A game is afoot immediately: "I am Odilo the Steward, the son of Odilo the Steward." Layers upon layers. The layers are mirrored in the storytellers. That is, the story has passed through at least two other tellers' mouths. Rumors/gossip (also second-hand stories) figure as well. "As I have often observed, rumor in our House Absolute is a self-willed wind..... the least gossip comes to a thousand ears." What is authenticity?

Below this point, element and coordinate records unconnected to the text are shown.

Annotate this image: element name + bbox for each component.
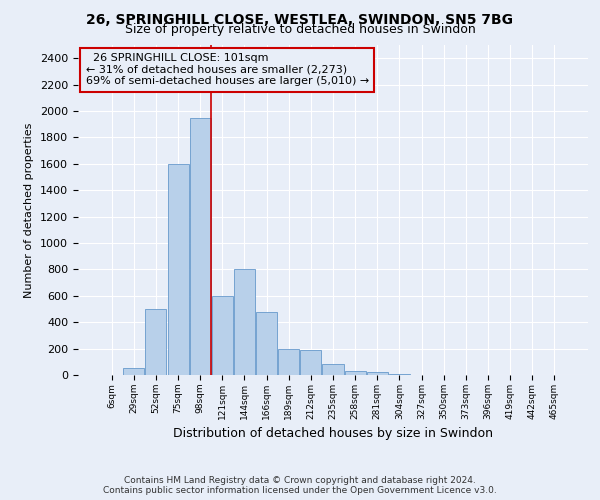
Bar [322, 364, 344, 375]
Bar [301, 350, 322, 375]
Bar [256, 312, 277, 375]
Bar [389, 374, 410, 375]
Bar [212, 296, 233, 375]
Bar [344, 371, 365, 375]
Y-axis label: Number of detached properties: Number of detached properties [25, 122, 34, 298]
Bar [278, 348, 299, 375]
Text: 26, SPRINGHILL CLOSE, WESTLEA, SWINDON, SN5 7BG: 26, SPRINGHILL CLOSE, WESTLEA, SWINDON, … [86, 12, 514, 26]
Text: 26 SPRINGHILL CLOSE: 101sqm  
← 31% of detached houses are smaller (2,273)
69% o: 26 SPRINGHILL CLOSE: 101sqm ← 31% of det… [86, 53, 369, 86]
Bar [234, 270, 255, 375]
Bar [190, 118, 211, 375]
Bar [367, 372, 388, 375]
Text: Contains HM Land Registry data © Crown copyright and database right 2024.
Contai: Contains HM Land Registry data © Crown c… [103, 476, 497, 495]
Bar [124, 368, 145, 375]
Bar [167, 164, 188, 375]
Text: Size of property relative to detached houses in Swindon: Size of property relative to detached ho… [125, 22, 475, 36]
X-axis label: Distribution of detached houses by size in Swindon: Distribution of detached houses by size … [173, 428, 493, 440]
Bar [145, 309, 166, 375]
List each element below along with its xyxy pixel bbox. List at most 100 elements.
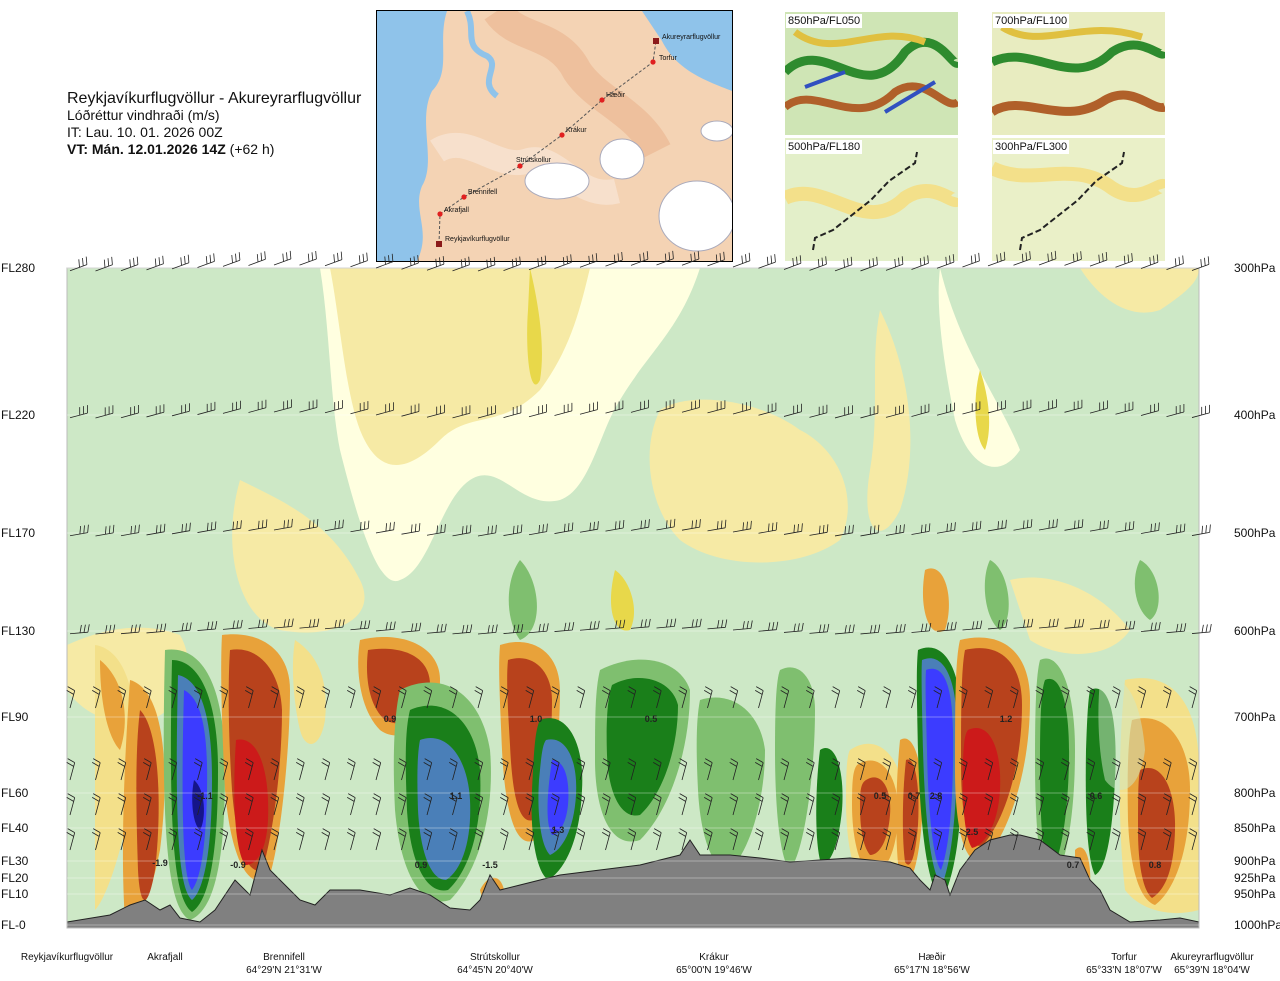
- wind-barb: [987, 619, 1008, 630]
- pressure-label-400hpa: 400hPa: [1234, 408, 1276, 422]
- fl-label-fl40: FL40: [1, 821, 29, 835]
- wind-barb: [168, 686, 178, 709]
- wind-barb: [397, 793, 407, 816]
- wind-barb: [1038, 250, 1057, 266]
- wind-barb: [984, 758, 994, 781]
- pressure-label-300hpa: 300hPa: [1234, 261, 1276, 275]
- waypoint-label: Reykjavíkurflugvöllur: [7, 951, 127, 964]
- wind-barb: [882, 758, 892, 781]
- wind-barb: [907, 758, 917, 781]
- wind-barb: [448, 758, 458, 781]
- wind-barb: [295, 758, 305, 781]
- wind-barb: [729, 758, 739, 781]
- map-waypoint-marker: [650, 59, 656, 65]
- wind-barb: [273, 250, 292, 266]
- wind-barb: [1162, 828, 1172, 851]
- map-waypoint-marker: [517, 163, 523, 169]
- wind-barb: [1009, 686, 1019, 709]
- wind-barb: [1137, 758, 1147, 781]
- wind-barb: [1086, 686, 1096, 709]
- wind-barb: [783, 403, 802, 417]
- wind-barb: [193, 686, 203, 709]
- wind-barb: [117, 793, 127, 816]
- thumbnail-850[interactable]: 850hPa/FL050: [785, 12, 958, 135]
- waypoint-name: Hæðir: [918, 952, 946, 963]
- wind-barb: [222, 400, 241, 414]
- wind-barb: [1013, 618, 1034, 629]
- wind-barb: [324, 619, 345, 630]
- wind-barb: [707, 251, 725, 267]
- wind-barb: [831, 686, 841, 709]
- wind-barb: [499, 686, 509, 709]
- wind-barb: [168, 793, 178, 816]
- wind-barb: [1188, 828, 1198, 851]
- wind-barb: [630, 519, 650, 531]
- wind-barb: [295, 686, 305, 709]
- value-annotation: 0.6: [1090, 791, 1103, 801]
- wind-barb: [350, 401, 369, 415]
- wind-barb: [754, 828, 764, 851]
- wind-barb: [987, 400, 1006, 414]
- wind-barb: [681, 251, 700, 266]
- wind-barb: [579, 253, 598, 268]
- wind-barb: [962, 252, 980, 268]
- wind-barb: [627, 793, 637, 816]
- wind-barb: [452, 256, 470, 272]
- wind-barb: [656, 250, 674, 266]
- thumbnail-300-map: [992, 138, 1165, 261]
- wind-barb: [1111, 686, 1121, 709]
- wind-barb: [270, 686, 280, 709]
- wind-barb: [1115, 253, 1133, 268]
- waypoint-name: Reykjavíkurflugvöllur: [20, 952, 114, 963]
- wind-barb: [248, 399, 267, 413]
- wind-barb: [375, 402, 394, 416]
- wind-barb: [375, 521, 395, 534]
- wind-barb: [117, 686, 127, 709]
- wind-barb: [678, 793, 688, 816]
- wind-barb: [193, 828, 203, 851]
- waypoint-label: Torfur 65°33'N 18°07'W: [1064, 951, 1184, 977]
- wind-barb: [860, 405, 879, 419]
- wind-barb: [1013, 399, 1032, 413]
- wind-barb: [69, 624, 90, 635]
- wind-barb: [1166, 404, 1185, 418]
- wind-barb: [1162, 758, 1172, 781]
- wind-barb: [984, 686, 994, 709]
- map-waypoint-label: Torfur: [659, 55, 678, 62]
- wind-barb: [273, 618, 294, 629]
- wind-barb: [401, 523, 421, 535]
- wind-barb: [452, 624, 473, 635]
- route-title: Reykjavíkurflugvöllur - Akureyrarflugvöl…: [67, 90, 362, 107]
- map-waypoint-label: Brennifell: [468, 189, 498, 196]
- wind-barb: [885, 524, 905, 536]
- wind-barb: [860, 524, 880, 537]
- wind-barb: [503, 524, 523, 536]
- wind-barb: [1166, 255, 1184, 271]
- wind-barb: [270, 793, 280, 816]
- wind-barb: [273, 518, 293, 531]
- wind-barb: [1064, 618, 1085, 629]
- fl-label-fl130: FL130: [1, 624, 36, 638]
- wind-barb: [809, 256, 827, 271]
- wind-barb: [120, 524, 140, 537]
- thumbnail-500[interactable]: 500hPa/FL180: [785, 138, 958, 261]
- thumbnail-700[interactable]: 700hPa/FL100: [992, 12, 1165, 135]
- wind-barb: [856, 793, 866, 816]
- wind-barb: [146, 523, 166, 536]
- wind-barb: [703, 828, 713, 851]
- wind-barb: [120, 405, 139, 419]
- thumbnail-300[interactable]: 300hPa/FL300: [992, 138, 1165, 261]
- value-annotation: -0.9: [230, 860, 246, 870]
- thumbnail-850-map: [785, 12, 958, 135]
- wind-barb: [984, 793, 994, 816]
- thumbnail-700-label: 700hPa/FL100: [993, 14, 1070, 28]
- wind-barb: [783, 622, 804, 633]
- wind-barb: [397, 686, 407, 709]
- wind-barb: [907, 793, 917, 816]
- thumbnail-300-label: 300hPa/FL300: [993, 140, 1070, 154]
- route-map-graphic: Akureyrarflugvöllur Torfur Hæðir Krákur Strú…: [377, 11, 732, 261]
- fl-label-fl220: FL220: [1, 408, 36, 422]
- wind-barb: [550, 793, 560, 816]
- wind-barb: [499, 758, 509, 781]
- waypoint-label: Brennifell 64°29'N 21°31'W: [224, 951, 344, 977]
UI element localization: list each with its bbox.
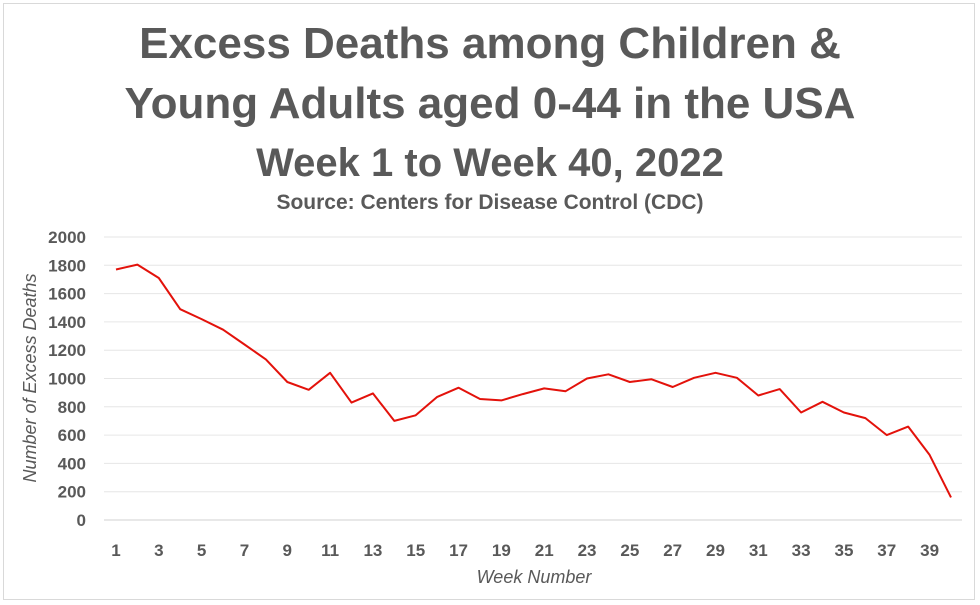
y-tick-label: 1600 <box>48 285 86 304</box>
chart-frame <box>3 3 975 600</box>
y-axis-label: Number of Excess Deaths <box>20 273 40 482</box>
y-tick-label: 2000 <box>48 228 86 247</box>
x-tick-label: 1 <box>111 541 120 560</box>
gridlines <box>104 236 962 521</box>
y-tick-label: 1000 <box>48 370 86 389</box>
series-group <box>115 263 952 498</box>
x-tick-label: 7 <box>240 541 249 560</box>
x-tick-label: 29 <box>706 541 725 560</box>
y-tick-label: 600 <box>58 426 86 445</box>
x-tick-label: 35 <box>834 541 853 560</box>
x-tick-label: 11 <box>321 541 339 560</box>
x-tick-label: 13 <box>363 541 382 560</box>
x-tick-label: 31 <box>749 541 768 560</box>
x-axis-ticks: 1 3 5 7 9 11 13 15 17 19 21 23 25 27 29 31 33 35 37 39 <box>111 541 939 560</box>
x-tick-label: 5 <box>197 541 206 560</box>
y-tick-label: 400 <box>58 454 86 473</box>
y-tick-label: 1800 <box>48 256 86 275</box>
x-tick-label: 27 <box>663 541 682 560</box>
y-tick-label: 1400 <box>48 313 86 332</box>
x-tick-label: 15 <box>406 541 425 560</box>
y-tick-label: 0 <box>77 511 86 530</box>
x-tick-label: 39 <box>920 541 939 560</box>
y-tick-label: 200 <box>58 483 86 502</box>
x-tick-label: 9 <box>283 541 292 560</box>
x-tick-label: 21 <box>535 541 554 560</box>
y-axis-ticks: 0 200 400 600 800 1000 1200 1400 1600 1800 2000 <box>48 228 86 530</box>
series-line-1 <box>115 263 952 498</box>
title-line-3: Week 1 to Week 40, 2022 <box>256 141 724 185</box>
x-axis-label: Week Number <box>477 567 593 587</box>
x-tick-label: 23 <box>578 541 597 560</box>
x-tick-label: 19 <box>492 541 511 560</box>
x-tick-label: 25 <box>620 541 639 560</box>
title-line-2: Young Adults aged 0-44 in the USA <box>124 79 856 128</box>
x-tick-label: 33 <box>792 541 811 560</box>
title-line-1: Excess Deaths among Children & <box>139 19 841 68</box>
y-tick-label: 800 <box>58 398 86 417</box>
x-tick-label: 37 <box>877 541 896 560</box>
x-tick-label: 3 <box>154 541 163 560</box>
chart-subtitle: Source: Centers for Disease Control (CDC… <box>276 191 704 214</box>
x-tick-label: 17 <box>449 541 468 560</box>
y-tick-label: 1200 <box>48 341 86 360</box>
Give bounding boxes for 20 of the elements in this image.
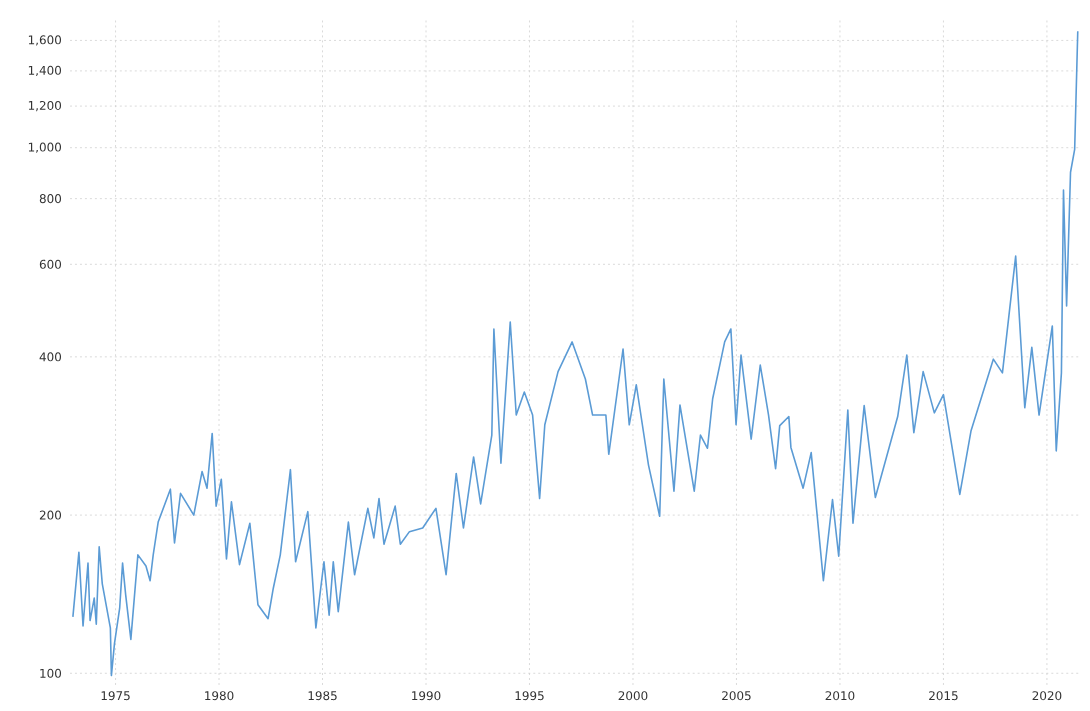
y-tick-label: 1,000	[28, 142, 62, 153]
y-tick-label: 200	[39, 510, 62, 520]
line-series	[72, 30, 1079, 677]
x-tick-label: 1995	[515, 691, 544, 701]
y-tick-label: 1,600	[28, 35, 62, 46]
x-tick-label: 1975	[101, 691, 130, 701]
x-tick-label: 2015	[929, 691, 958, 701]
y-tick-label: 100	[40, 668, 62, 678]
x-tick-label: 2020	[1032, 691, 1062, 701]
x-tick-label: 1990	[412, 691, 441, 701]
x-tick-label: 1980	[205, 691, 234, 701]
y-tick-label: 600	[39, 259, 62, 269]
y-tick-label: 800	[39, 194, 62, 204]
y-tick-label: 1,400	[28, 65, 62, 77]
y-tick-label: 400	[39, 352, 62, 362]
y-tick-label: 1,200	[28, 100, 62, 112]
x-tick-label: 2010	[825, 691, 855, 701]
x-tick-label: 2000	[618, 691, 648, 701]
x-tick-label: 2005	[722, 691, 751, 701]
x-tick-label: 1985	[308, 691, 337, 701]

Should we trust this (or perhaps any) tale?
Odilo is "charged by our Autarch Severian the Great--whose desires are the dreams of his subjects--with the well-being of the Hypogeum Apotropaic." [emphases mine] Dreams and well-being are connected here.
"I neither hope nor wish for other readers [than those "who know the ways of our House Absolute"]" This indicates this is meta-fiction, or a story about stories.
The story proper, which it takes some time to get to, is a rather simple horror story. The publication title above shows it is a celebration of horror published by the long-lived Weird Tales. Chatelaine Sancha is an apt pupil of Father Inire, watches his magical appurtences, and impetuously tosses in a gray cat. It disappears. She is involved in a sexual scandal, through no fault of her own, and goes to live in another kingdom to avoid the haunting gossip. A spectral cat follows her, not unlike the rumors that follow her, despite her attempts to thwart them. She eventually dies, with a paw print and a doll left behind.
The tale has horror, but how are we to feel about such horror? We have to page back to the beginning:
"I heard such recounting of larva, lemures and the like as would terrify every child in the Commonwealth--and make every man in it laugh most heartily.
"So I myself laughed when I returned here to my study, where I will scrutinize and doubtless approve..."
In other words, we should take a second look. Horror is not enough.